Starting Friday, Tudor, which according to a March Securities and Exchange Commission filing employed 409 workers, began notifying certain staffers that they were being laid off, one source said. One of the unlucky few, this person added: a longtime execution trader who placed buy and sell orders personally for founder Paul Tudor Jones II.
Tudor said in a statement that "a changing operating environment" resulted in "strategic adjustments to our firm's staffing."
"These difficult changes were made after conducting a deep and broad review of our business and are meant to optimally size the firm for future success. We are committed to treating our departing employees with care and support and appreciate their many contributions to Tudor," the company said.
A Tudor spokesman denied the layoffs would reach 20 percent of the staff.
While the layoffs that began Aug. 12 had affected about 60 people already, the total could eventually climb closer to 100, one person familiar with the matter said. Portfolio managers with performance issues were some of those who had been cut, another person familiar with the matter said.

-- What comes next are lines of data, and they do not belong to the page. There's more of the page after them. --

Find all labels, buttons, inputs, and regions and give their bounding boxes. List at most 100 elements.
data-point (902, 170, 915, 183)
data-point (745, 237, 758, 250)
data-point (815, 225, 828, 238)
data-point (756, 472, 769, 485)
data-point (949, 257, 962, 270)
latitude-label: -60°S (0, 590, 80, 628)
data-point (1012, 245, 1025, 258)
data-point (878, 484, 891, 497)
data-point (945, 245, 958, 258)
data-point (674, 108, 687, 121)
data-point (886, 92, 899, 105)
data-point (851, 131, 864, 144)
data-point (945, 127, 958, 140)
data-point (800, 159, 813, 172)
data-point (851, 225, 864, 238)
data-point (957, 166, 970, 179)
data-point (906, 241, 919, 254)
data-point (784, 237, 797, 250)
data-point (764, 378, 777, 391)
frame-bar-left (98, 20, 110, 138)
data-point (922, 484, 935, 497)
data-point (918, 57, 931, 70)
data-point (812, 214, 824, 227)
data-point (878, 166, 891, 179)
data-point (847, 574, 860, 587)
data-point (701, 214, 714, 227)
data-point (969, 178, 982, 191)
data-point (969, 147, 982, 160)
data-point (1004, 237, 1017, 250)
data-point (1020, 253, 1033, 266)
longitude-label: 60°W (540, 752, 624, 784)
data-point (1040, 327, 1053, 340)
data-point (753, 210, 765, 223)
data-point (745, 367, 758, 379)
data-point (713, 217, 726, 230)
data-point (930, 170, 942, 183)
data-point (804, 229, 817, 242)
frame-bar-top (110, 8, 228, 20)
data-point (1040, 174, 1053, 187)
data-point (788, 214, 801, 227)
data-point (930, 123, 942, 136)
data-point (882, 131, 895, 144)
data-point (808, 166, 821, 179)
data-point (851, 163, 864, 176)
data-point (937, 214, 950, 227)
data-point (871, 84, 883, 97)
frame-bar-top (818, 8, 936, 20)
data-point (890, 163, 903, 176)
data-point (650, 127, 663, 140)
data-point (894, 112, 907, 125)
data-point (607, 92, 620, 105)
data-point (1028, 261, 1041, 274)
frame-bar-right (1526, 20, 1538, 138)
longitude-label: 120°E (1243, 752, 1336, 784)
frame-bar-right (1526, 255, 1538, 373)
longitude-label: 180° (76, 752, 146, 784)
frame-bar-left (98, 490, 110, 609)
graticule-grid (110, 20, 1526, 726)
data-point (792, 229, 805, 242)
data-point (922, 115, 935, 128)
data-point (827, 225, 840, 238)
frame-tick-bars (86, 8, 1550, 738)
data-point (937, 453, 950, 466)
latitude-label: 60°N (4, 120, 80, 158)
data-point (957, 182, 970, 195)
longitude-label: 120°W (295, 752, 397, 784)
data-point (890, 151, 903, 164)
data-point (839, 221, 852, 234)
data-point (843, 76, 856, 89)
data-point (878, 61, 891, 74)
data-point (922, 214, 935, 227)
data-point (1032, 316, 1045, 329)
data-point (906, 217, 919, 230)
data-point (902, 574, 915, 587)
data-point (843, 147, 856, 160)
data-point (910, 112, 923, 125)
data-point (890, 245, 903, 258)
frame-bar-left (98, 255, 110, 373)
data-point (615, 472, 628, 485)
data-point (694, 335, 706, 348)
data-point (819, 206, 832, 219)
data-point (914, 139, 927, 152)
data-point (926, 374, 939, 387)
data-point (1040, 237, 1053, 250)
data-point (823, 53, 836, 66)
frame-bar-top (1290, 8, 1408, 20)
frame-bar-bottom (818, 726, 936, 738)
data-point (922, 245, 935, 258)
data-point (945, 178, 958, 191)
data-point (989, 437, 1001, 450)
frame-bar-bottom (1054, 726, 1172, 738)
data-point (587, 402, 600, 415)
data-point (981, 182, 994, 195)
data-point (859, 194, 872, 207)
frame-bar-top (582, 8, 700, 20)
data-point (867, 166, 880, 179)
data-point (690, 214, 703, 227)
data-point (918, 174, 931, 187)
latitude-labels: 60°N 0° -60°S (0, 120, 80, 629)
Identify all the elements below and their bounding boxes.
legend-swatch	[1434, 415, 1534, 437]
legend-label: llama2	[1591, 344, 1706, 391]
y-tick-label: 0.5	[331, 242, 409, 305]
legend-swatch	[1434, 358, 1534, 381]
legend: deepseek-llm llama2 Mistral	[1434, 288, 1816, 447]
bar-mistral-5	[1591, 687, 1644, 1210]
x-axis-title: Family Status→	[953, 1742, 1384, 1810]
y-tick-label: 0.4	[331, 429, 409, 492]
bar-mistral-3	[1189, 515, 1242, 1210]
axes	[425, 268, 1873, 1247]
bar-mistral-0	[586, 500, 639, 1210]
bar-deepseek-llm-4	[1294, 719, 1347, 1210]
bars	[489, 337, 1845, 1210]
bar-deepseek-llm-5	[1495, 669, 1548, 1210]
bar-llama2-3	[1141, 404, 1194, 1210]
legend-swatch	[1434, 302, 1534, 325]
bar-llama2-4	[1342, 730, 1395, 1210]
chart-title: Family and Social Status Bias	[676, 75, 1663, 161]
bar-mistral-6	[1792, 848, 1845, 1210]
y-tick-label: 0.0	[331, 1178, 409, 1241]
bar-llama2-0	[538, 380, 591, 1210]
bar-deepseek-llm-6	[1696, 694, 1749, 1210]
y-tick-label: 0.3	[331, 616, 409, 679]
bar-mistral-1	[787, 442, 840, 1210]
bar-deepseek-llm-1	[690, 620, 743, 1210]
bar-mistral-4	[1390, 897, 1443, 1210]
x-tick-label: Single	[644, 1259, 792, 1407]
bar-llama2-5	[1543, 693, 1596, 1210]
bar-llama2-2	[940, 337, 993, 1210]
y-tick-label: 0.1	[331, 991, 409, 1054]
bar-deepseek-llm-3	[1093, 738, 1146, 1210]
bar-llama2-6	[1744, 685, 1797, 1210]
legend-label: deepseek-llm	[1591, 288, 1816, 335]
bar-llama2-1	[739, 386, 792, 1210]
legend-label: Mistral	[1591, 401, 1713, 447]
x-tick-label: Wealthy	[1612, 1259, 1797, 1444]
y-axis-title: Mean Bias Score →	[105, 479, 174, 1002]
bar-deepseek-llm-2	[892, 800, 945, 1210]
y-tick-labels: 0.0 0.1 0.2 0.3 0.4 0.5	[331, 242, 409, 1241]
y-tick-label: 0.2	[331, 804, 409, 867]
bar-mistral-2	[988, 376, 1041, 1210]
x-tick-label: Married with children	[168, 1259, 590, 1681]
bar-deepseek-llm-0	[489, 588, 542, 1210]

Tudor's flagship BVI Global Fund, which according to an HSBC hedge-fund report manages about $7 billion, was down 2.45 percent through Aug. 5, HSBC indicated, while the average hedge fund is up close to 3 percent so far this year, according to figures tracked by HFR.
And this year's disappointing returns, which have already prompted trims to certain investor fees and redemptions, followed two years in which Tudor's flagship-fund returns, while positive, were in the low single digits: 1.4 percent last year, and 3.5 percent in 2014.